Multiple agents + Kubernetes backend
For more parallelism, run more agents (each handles N pipelines simultaneously based on WOODPECKER_MAX_WORKFLOWS). For very large fleets, use the Kubernetes backend — each step runs as a pod, scheduled across cluster nodes.
# Agent env for K8s backend
WOODPECKER_BACKEND: kubernetes
WOODPECKER_BACKEND_K8S_NAMESPACE: woodpecker
WOODPECKER_BACKEND_K8S_STORAGE_CLASS: standard
Woodpecker vs alternatives
- Drone CI — Woodpecker is the community fork after Drone's restrictive license changes. Same YAML format; same plugin ecosystem. Woodpecker has been ahead of Drone on features for 2+ years.
- GitHub Actions (with self-hosted runners) — bigger ecosystem; tighter GitHub integration. Heavier; the act-runner project lets self-hosted GitHub Actions run on Forgejo / Gitea too.
- GitLab CI — bundled with GitLab; great if you're on GitLab; not portable.

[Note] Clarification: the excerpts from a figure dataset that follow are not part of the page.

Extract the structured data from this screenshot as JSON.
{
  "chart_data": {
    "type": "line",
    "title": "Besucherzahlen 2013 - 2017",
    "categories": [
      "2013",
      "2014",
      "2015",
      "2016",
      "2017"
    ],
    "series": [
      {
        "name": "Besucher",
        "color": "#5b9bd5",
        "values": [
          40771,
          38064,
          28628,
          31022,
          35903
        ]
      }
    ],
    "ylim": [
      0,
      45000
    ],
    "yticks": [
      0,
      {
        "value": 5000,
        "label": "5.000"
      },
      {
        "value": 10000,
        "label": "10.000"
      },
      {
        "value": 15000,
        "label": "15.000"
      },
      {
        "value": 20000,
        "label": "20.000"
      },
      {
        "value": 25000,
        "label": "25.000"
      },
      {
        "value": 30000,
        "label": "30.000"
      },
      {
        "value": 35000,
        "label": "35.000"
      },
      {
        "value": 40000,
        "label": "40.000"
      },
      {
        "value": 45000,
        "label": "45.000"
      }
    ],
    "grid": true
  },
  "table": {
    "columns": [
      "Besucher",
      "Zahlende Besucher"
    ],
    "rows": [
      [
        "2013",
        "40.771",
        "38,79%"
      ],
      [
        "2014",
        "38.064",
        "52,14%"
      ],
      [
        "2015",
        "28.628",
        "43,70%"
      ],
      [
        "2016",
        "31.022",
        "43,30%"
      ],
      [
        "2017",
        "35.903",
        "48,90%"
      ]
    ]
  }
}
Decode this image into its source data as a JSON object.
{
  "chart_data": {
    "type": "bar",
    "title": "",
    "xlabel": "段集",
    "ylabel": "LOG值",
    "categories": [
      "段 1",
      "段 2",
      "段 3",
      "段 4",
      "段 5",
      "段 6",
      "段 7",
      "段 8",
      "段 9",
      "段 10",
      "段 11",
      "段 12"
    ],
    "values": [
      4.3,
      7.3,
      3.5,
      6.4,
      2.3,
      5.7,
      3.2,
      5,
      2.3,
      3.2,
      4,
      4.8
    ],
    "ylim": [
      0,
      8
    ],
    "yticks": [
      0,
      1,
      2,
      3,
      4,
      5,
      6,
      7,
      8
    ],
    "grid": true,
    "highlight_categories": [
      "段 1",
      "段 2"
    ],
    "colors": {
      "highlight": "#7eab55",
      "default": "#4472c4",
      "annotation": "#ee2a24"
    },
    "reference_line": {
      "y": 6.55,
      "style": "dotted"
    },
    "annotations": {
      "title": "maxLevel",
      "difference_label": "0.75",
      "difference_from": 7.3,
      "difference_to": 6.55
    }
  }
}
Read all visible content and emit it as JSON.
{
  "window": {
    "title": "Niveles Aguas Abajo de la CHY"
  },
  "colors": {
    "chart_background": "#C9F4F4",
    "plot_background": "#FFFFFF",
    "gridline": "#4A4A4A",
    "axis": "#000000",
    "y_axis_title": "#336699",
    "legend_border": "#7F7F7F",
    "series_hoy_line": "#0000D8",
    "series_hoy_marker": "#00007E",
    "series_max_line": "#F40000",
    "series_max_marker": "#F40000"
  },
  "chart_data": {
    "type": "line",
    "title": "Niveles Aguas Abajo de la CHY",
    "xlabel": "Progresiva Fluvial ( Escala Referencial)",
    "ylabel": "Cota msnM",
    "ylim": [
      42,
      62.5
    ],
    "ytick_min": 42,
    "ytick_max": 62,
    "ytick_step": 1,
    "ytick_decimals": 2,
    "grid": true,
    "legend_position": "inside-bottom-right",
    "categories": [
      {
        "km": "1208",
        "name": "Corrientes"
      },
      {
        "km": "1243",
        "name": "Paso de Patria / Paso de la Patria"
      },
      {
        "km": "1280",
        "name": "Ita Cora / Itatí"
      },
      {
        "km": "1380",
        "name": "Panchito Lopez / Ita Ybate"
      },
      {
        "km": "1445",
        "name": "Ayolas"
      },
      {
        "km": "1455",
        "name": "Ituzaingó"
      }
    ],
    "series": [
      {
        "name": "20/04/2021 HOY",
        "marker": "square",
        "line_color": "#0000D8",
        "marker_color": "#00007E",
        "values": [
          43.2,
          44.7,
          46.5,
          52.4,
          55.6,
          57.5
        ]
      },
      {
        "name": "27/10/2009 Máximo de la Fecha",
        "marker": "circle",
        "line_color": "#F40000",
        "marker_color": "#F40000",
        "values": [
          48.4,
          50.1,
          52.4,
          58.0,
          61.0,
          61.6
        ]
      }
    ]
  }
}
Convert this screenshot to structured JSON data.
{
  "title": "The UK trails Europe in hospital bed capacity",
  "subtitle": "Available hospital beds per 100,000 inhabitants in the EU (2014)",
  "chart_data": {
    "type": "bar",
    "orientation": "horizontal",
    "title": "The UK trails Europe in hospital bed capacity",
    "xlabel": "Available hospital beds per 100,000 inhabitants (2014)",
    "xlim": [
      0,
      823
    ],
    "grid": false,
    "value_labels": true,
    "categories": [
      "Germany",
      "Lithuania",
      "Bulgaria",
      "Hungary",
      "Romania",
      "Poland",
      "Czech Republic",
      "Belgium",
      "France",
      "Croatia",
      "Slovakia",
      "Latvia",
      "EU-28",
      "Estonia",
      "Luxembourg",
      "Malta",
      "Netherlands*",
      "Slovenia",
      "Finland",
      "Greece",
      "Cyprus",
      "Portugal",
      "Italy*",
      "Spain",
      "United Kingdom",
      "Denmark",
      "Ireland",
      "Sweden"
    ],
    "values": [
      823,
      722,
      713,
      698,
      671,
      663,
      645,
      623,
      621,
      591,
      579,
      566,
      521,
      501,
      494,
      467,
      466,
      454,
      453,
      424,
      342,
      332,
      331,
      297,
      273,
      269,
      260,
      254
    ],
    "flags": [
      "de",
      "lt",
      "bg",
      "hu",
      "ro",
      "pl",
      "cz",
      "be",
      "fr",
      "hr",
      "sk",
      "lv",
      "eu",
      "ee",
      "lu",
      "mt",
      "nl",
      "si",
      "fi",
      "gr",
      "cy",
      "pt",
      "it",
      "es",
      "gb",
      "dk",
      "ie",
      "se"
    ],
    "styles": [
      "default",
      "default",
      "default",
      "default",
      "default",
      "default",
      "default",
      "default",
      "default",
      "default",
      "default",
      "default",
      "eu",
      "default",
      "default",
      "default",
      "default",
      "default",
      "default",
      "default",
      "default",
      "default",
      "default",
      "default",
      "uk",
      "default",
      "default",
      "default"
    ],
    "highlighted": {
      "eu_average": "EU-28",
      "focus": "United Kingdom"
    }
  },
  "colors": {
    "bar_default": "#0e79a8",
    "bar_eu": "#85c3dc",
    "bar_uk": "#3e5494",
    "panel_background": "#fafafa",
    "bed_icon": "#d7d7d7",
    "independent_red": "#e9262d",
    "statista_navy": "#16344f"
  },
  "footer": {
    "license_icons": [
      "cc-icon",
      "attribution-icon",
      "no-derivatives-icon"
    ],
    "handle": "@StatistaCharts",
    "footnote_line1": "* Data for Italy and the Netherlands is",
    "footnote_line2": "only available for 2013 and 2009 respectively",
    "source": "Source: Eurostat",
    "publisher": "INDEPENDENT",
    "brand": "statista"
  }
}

- Jenkins — the elder; vastly more feature surface; correspondingly heavier and crustier. Don't pick for new self-hosted setups in 2026.
- Forgejo Actions — Forgejo's bundled CI, GitHub Actions-compatible YAML. The right pick if you already run Forgejo and want zero extra services.
For "small team, self-hosted Forgejo / Gitea, wants real CI without operational drama," Woodpecker is the right size in 2026.